My first consulting project (and why I shouldn't have done it).



04.11.18





So, I’m a consultant - now what? After almost 20 years as an IT guy supporting creative operations, I walk away from a good job. During those years I was fortunate to have a series of great roles; surrounded by creative professionals, working closely with fantastic and brutally demanding clients, leading and learning from some of the best IT professionals around. Much of the experience prepared me for consulting, but there is always more to learn. Looking back at my first independent project offers several good lessons.

The client. The founder and CEO of a Chicago-based studio for cost effective 360° & 3D product imagery wanted to scale creative operations. Business growth was strong and the studio processes that supported product samples, data, and images were fairly efficient and mature. Unfortunately the systems supporting the studio were less mature and poorly integrated, leading to inefficiencies for the studio and more importantly it’s clients. I had (and still have) a lot of experience helping creative operations align process and technology to drive scale and efficiency. Sounds perfect right?

The project. When I began to define the project scope with studio leadership (a smart and experienced, but newly organized team) the first red flags went up. As you would expect, the CEO knew what was needed – new and better technology. The operations leader also knew what was needed – project management tools and discipline. And finally, the person closest to the actual work product (which means their title was vague, no surprise) also knew what was needed – incremental improvements and integration of the existing studio toolset.

The good news is that I worked alongside both leadership and operational team members to clearly identify where the inefficiencies and obstacles to scale and velocity were hiding in their workflow. Next I developed detailed functional requirements that we mapped against the workflow in order to prioritize the studio needs. I then used these requirements to vet a small group of system vendors, and finally provided the studio with a vendor recommendation and integration plan towards achieving efficiency and scale. The client was satisfied with the results, but the plan was not executed.

Why I should have done it differently. In hindsight, it is obvious that the leadership team had different reasons and expectations for the project. What may not be as obvious is the most significant mistake I made at the start of the project. Rather than jumping directly into the functional details, I should have aligned the studio leadership to a set of well defined business requirements. A leader in this market whom I admire, Eric Fulmer, perhaps expressed this in the simplest terms – a business requirement is the what and why – while a functional requirement is the how. As technical professionals, getting to the how is the easy part, but getting the business to articulate what problem it needs to solve and why that problem equates to business value is not easy.

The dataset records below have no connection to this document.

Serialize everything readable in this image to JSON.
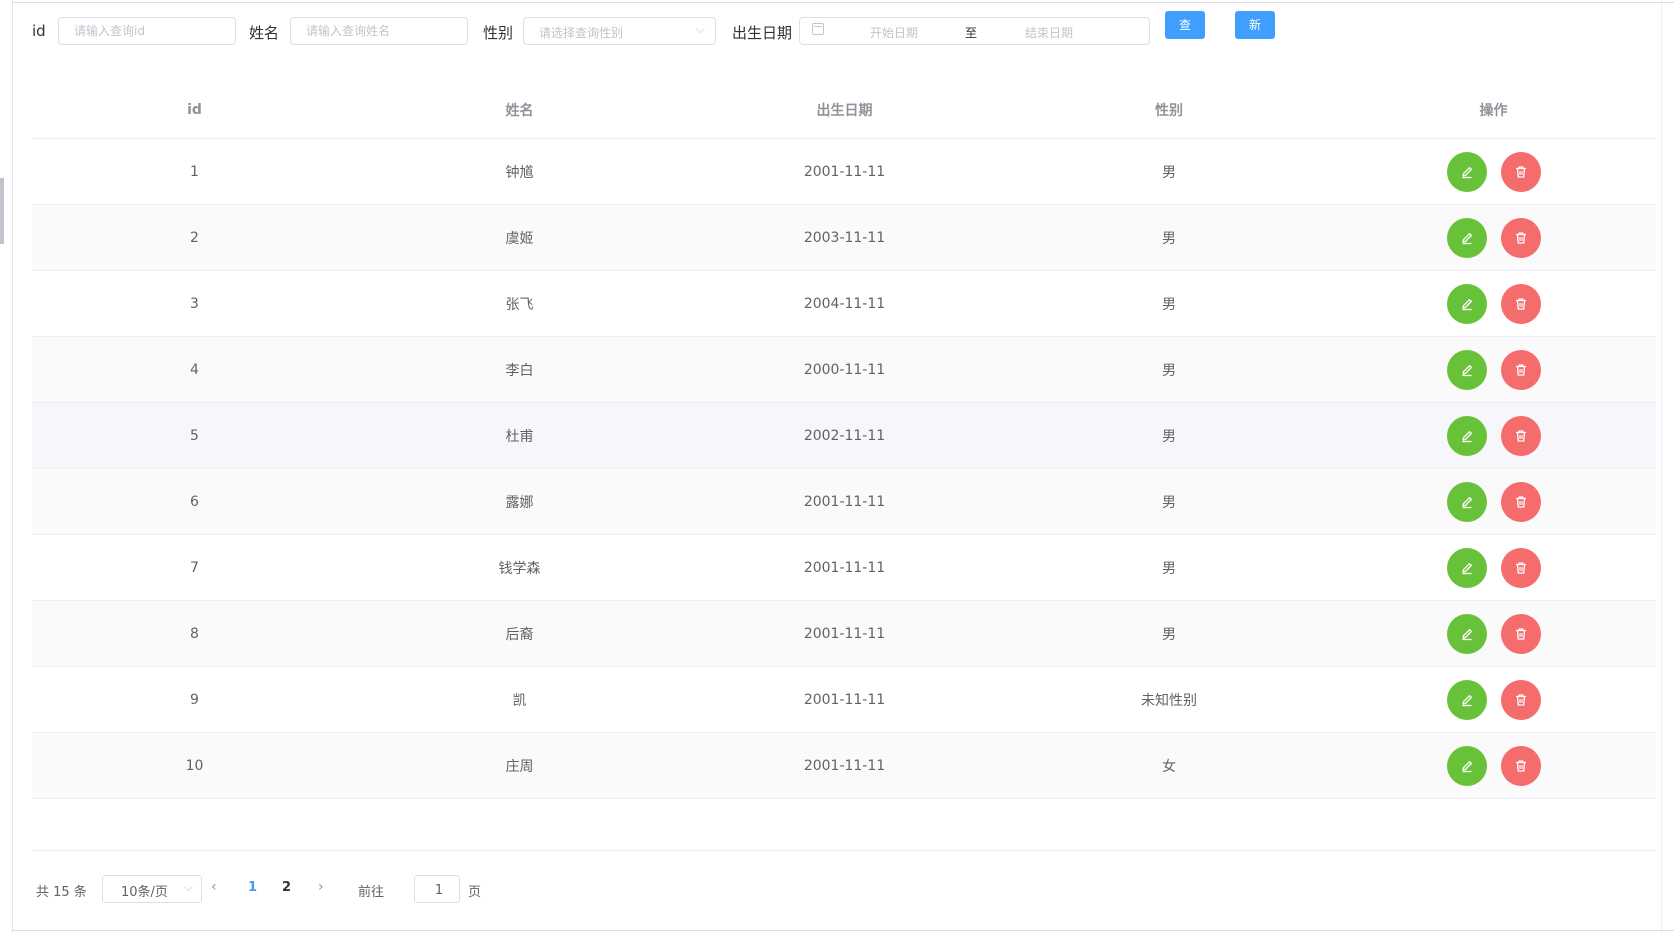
{
  "search": {
    "id_label": "id",
    "id_placeholder": "请输入查询id",
    "name_label": "姓名",
    "name_placeholder": "请输入查询姓名",
    "gender_label": "性别",
    "gender_placeholder": "请选择查询性别",
    "birth_label": "出生日期",
    "date_start_placeholder": "开始日期",
    "date_separator": "至",
    "date_end_placeholder": "结束日期",
    "query_button": "查询",
    "add_button": "新增"
  },
  "table": {
    "headers": [
      "id",
      "姓名",
      "出生日期",
      "性别",
      "操作"
    ],
    "rows": [
      {
        "id": "1",
        "name": "钟馗",
        "birth": "2001-11-11",
        "gender": "男"
      },
      {
        "id": "2",
        "name": "虞姬",
        "birth": "2003-11-11",
        "gender": "男"
      },
      {
        "id": "3",
        "name": "张飞",
        "birth": "2004-11-11",
        "gender": "男"
      },
      {
        "id": "4",
        "name": "李白",
        "birth": "2000-11-11",
        "gender": "男"
      },
      {
        "id": "5",
        "name": "杜甫",
        "birth": "2002-11-11",
        "gender": "男"
      },
      {
        "id": "6",
        "name": "露娜",
        "birth": "2001-11-11",
        "gender": "男"
      },
      {
        "id": "7",
        "name": "钱学森",
        "birth": "2001-11-11",
        "gender": "男"
      },
      {
        "id": "8",
        "name": "后裔",
        "birth": "2001-11-11",
        "gender": "男"
      },
      {
        "id": "9",
        "name": "凯",
        "birth": "2001-11-11",
        "gender": "未知性别"
      },
      {
        "id": "10",
        "name": "庄周",
        "birth": "2001-11-11",
        "gender": "女"
      }
    ],
    "edit_icon": "edit-pencil-icon",
    "delete_icon": "trash-icon",
    "colors": {
      "edit": "#67c23a",
      "delete": "#f56c6c",
      "primary": "#409eff"
    }
  },
  "pagination": {
    "total_text": "共 15 条",
    "page_size": "10条/页",
    "pages": [
      "1",
      "2"
    ],
    "current_page": "1",
    "goto_prefix": "前往",
    "goto_value": "1",
    "goto_suffix": "页"
  }
}
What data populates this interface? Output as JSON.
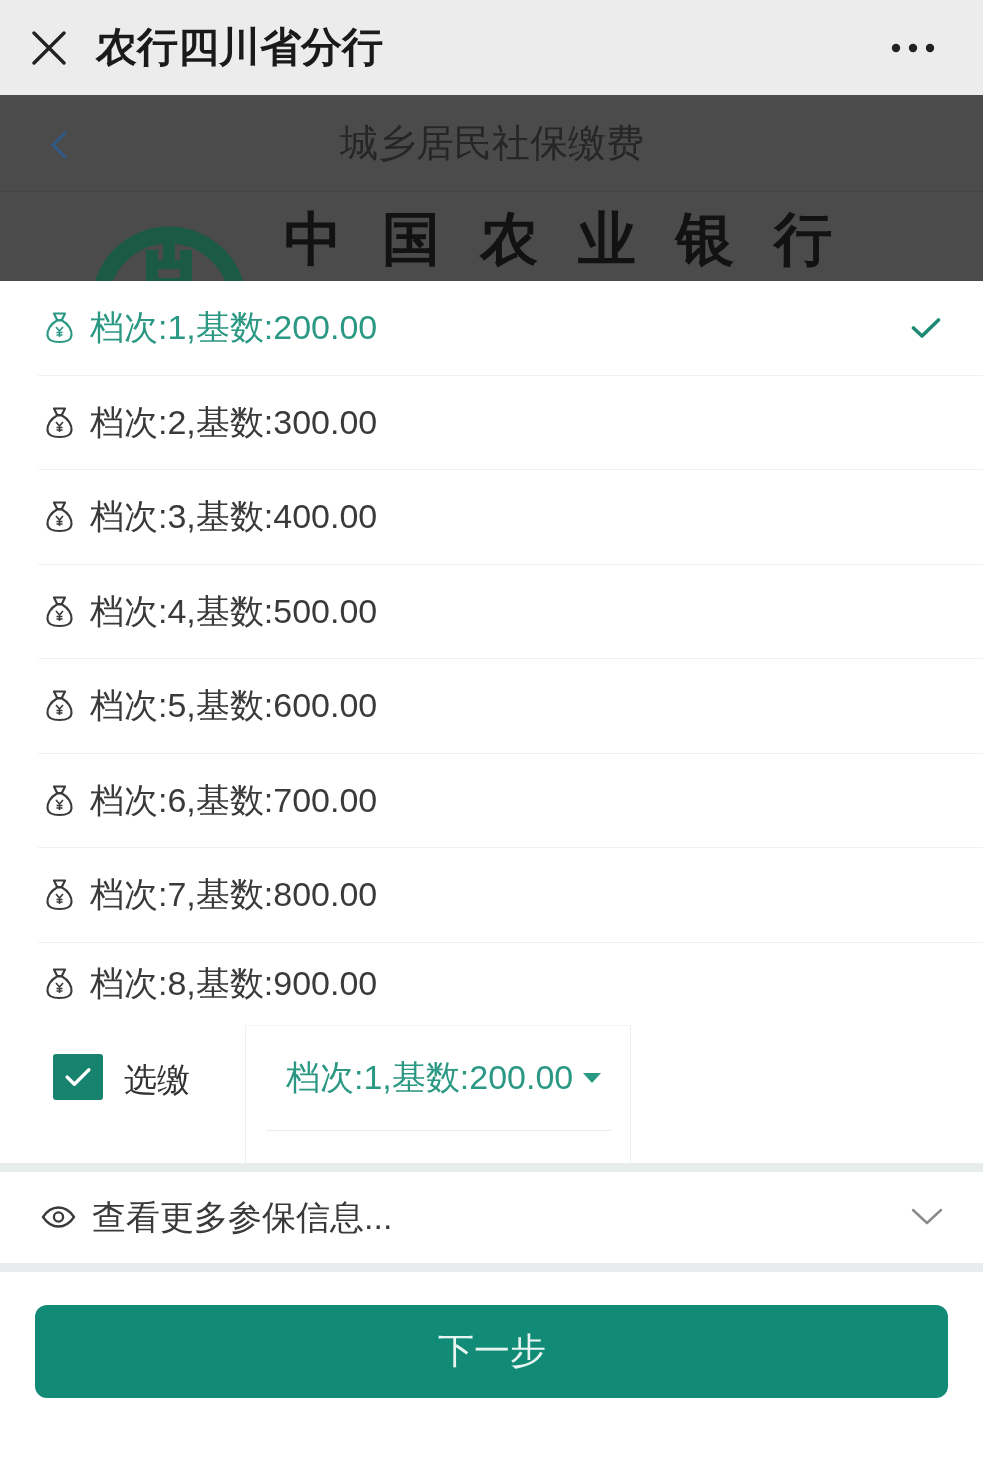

Had I taken the time to align the leadership team on the what (e.g. our clients need to quickly approve product imagery) and the why (e.g. lack of timely approval halts the operation and wastes resources) – I would have delivered a roadmap focused on achieving operational value – rather than a vendor recommendation to meet a series of functional requirements.

Takeaways. First, always start with the business requirements – the what (e.g. a business user needs to do something) and the why (e.g. how that something impacts costs, time, experience, or revenue), even if the client hands you a set of functional requirements that you know how to solve. Second, try and forget what you know when you begin a project – as your experience and assumptions may prevent you from identifying the clients actual needs.